Proceedings Article | 27 February 2007
KEYWORDS: Digital watermarking, Data hiding, Computer programming, Steganography, Distortion, Computed tomography, Matrices, Associative arrays, Error analysis, Telecommunications
A substantial portion of the text available online is of a kind that tends to contain many typos and ungrammatical
abbreviations, e.g., emails, blogs, forums. It is therefore not surprising that, in such texts, one can carry out
information-hiding by the judicious injection of typos (broadly construed to include abbreviations and acronyms).
What is surprising is that, as this paper demonstrates, this form of embedding can be made quite resilient.

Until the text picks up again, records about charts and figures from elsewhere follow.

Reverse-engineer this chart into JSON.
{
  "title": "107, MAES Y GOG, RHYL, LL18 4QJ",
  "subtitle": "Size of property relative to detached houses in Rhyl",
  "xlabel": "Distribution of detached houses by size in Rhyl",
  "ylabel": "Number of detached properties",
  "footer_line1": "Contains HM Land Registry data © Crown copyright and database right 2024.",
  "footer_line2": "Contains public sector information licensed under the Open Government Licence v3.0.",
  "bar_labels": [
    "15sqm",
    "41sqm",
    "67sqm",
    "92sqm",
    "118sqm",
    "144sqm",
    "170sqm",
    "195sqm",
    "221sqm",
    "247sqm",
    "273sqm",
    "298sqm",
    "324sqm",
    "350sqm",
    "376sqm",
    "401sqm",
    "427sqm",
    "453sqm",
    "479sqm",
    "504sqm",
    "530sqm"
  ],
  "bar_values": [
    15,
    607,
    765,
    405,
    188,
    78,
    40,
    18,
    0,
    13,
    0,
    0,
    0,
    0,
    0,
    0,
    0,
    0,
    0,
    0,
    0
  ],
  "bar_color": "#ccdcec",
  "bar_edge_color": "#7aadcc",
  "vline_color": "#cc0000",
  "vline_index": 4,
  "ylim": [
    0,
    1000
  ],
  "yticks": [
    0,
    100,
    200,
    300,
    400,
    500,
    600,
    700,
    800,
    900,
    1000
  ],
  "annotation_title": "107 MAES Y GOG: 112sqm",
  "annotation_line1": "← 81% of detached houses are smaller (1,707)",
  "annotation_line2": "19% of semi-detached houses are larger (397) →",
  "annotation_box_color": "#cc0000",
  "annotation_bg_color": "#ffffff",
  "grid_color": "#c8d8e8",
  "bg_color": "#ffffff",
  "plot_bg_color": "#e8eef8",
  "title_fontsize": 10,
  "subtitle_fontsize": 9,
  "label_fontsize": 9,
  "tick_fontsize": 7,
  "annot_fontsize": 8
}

The resilience is achieved through the use of computationally asymmetric transformations (CAT for short):
Transformations that can be carried out inexpensively, yet reversing them requires much more extensive semantic
analyses (easy for humans to carry out, but hard to automate). An example of CAT is transformations that
consist of introducing typos that are ambiguous in that they have many possible corrections, making them harder
to automatically restore to their original form: When considering alternative typos, we prefer ones that are also
close to other vocabulary words. Such encodings do not materially degrade the text's meaning because, compared
to machines, humans are very good at disambiguation. We use typo confusion matrices and word level ambiguity
to carry out this kind of encoding. Unlike robust synonym substitution that also cleverly used ambiguity, the
task here is harder because typos are very conspicuous and an obvious target for the adversary (synonyms are
stealthy, typos are not). Our resilience does not depend on preventing the adversary from correcting without
damage: It only depends on a multiplicity of alternative corrections. In fact, even an adversary who has boldly
"corrected" all the typos by randomly choosing from the ambiguous alternatives has, on average, destroyed
around w/4 of our w-bit mark (and incurred a high cost in terms of the damage done to the meaning of the
text).